Wireshark-dev: Re: [Wireshark-dev] No tvb_get for string-encoded numbers?
From: Guy Harris <guy@xxxxxxxxxxxx>
Date: Fri, 4 Apr 2014 13:04:40 -0700
On Apr 4, 2014, at 7:30 AM, Hadriel Kaplan <hadriel.kaplan@xxxxxxxxxx> wrote:

> I might be overlooking something, but I don’t see a tvb_get_* function to get a uint8/16/32/64 that was encoded as a ascii or utf-8 string in the packet. Is there such a thing?

No.

I've occasionally also thought there should be such a routine.

Note, though, that, whilst tvb_get_guint8() and tvb_get_{n,le}tohXXX() can never fail, because every possible sequence of octets is a valid 2's complement integral value, routines to get a number encoded as a string *can* fail, e.g. 0123xyzw is not a valid number in bases 8, 10, or 16.

There are other cases where a tvb_get_ routine can return "you lose", e.g. tvb_get_string_enc() can fail if there are invalid octet sequences (about the only encodings I know of where *every* octet sequence is a valid string are some of the ISO 8859-n encodings), and at least some floating-point formats probably have invalid values (I guess an IEEE NaN is "valid", at least to the extent that if we try to format it it'll show up as "NaN", but if we try to do calculations with it we might get a floating-point exception.

> Instead, it seems the dissectors that deal with string messages do a tvb_get_string_enc() or tvb_format_text(), and then a strtol() or atoi(). But in my way of thinking, the fact that it’s in a string-encoded form in the tvb isn’t that much different from it being encoded as little-endian vs. network-order.
> 
> Likewise, it’s not clear if there’s a way to define a protocol field that is encoded as a string in the packet but is internally a uint8/16/32/64 (e.g., for filtering purposes, val_string lookup, etc.). For example such that proto_tree_add_item() would work. Instead, it seems some dissectors use the returned strtol/atoi to then add the field to the tree as a true uint type, or add it as a FT_STRING field type.

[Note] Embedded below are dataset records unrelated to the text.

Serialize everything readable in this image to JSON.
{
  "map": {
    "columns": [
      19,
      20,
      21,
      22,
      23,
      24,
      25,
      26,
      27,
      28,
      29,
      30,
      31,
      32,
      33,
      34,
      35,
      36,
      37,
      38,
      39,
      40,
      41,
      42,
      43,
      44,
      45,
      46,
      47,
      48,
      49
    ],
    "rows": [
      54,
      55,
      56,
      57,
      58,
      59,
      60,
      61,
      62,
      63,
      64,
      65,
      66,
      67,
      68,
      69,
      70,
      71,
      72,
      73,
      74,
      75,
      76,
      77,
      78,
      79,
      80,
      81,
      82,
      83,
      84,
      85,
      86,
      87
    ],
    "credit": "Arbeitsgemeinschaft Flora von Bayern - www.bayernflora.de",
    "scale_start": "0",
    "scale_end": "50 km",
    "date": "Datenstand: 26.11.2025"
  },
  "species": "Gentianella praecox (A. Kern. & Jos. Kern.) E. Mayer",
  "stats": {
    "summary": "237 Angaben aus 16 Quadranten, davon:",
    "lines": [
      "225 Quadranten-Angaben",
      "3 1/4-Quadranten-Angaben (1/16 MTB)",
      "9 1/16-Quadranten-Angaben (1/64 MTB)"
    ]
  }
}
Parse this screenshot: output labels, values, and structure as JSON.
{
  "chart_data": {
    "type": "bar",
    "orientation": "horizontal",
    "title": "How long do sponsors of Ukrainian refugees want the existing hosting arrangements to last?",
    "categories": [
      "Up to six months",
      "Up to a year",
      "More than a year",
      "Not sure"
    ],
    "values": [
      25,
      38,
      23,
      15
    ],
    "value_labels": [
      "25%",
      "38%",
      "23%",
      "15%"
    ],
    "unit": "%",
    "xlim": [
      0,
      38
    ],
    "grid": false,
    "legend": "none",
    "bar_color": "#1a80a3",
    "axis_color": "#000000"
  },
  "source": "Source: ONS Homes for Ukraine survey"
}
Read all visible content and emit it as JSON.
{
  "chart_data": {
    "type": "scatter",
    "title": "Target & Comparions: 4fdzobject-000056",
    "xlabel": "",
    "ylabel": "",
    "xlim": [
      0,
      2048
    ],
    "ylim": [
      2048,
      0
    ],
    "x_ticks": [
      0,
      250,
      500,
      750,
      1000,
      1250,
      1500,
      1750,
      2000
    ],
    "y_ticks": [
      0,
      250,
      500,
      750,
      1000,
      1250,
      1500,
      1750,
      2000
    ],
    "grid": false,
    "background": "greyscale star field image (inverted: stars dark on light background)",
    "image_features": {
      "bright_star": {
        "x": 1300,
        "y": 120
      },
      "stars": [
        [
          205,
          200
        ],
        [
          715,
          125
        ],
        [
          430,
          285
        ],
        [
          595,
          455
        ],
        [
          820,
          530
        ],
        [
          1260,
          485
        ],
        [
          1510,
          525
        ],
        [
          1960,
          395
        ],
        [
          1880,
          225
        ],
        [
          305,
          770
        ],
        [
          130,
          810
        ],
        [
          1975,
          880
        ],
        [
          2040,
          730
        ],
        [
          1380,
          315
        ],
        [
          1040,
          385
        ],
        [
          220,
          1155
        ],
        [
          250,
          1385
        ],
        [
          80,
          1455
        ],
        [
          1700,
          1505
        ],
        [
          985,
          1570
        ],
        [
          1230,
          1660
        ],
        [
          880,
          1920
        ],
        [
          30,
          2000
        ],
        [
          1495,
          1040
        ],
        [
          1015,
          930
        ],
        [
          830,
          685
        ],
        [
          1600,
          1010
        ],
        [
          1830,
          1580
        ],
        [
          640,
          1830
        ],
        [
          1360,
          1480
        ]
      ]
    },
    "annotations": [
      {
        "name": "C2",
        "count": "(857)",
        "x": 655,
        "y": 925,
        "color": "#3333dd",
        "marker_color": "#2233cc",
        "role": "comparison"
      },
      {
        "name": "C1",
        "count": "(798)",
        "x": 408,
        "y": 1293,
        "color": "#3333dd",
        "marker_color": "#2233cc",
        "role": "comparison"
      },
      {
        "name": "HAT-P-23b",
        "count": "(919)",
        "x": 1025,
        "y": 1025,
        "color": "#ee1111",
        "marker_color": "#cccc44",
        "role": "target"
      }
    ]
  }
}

One advantage of that is that, if the routine to fetch the value also adds an item to the protocol tree, it could, in the cases where the value is invalid, also add an expert item indicating that the value isn't valid.

And I'd like to see proto_tree_add_XXX_item() routines that add an item with a particular type *and* take a pointer argument and return the value for the item through that pointer; that could replace

	xxx = tvb_get_XXX();
	proto_tree_add_XXX(..., xxx);

combinations and

	xxx = tvb_get_XXX();
	proto_tree_add_item(...);	/* re-fetches the item value */

with

	proto_tree_add_XXX_item(..., &xxx);

> And if we had common functions handle ascii and utf-8 string-encoded numbers, they could avoid creating temporary strings as well.

The only real encoding issues are "ASCII superset" (so that "0123456789", for example, is encoded the same as in ASCII) vs. "2 or more bytes per ASCII character" (e.g., UCS-2, UTF-16, and UCS-4) vs. "one of those 7-bit GSM character encodings" vs. "EBCDIC".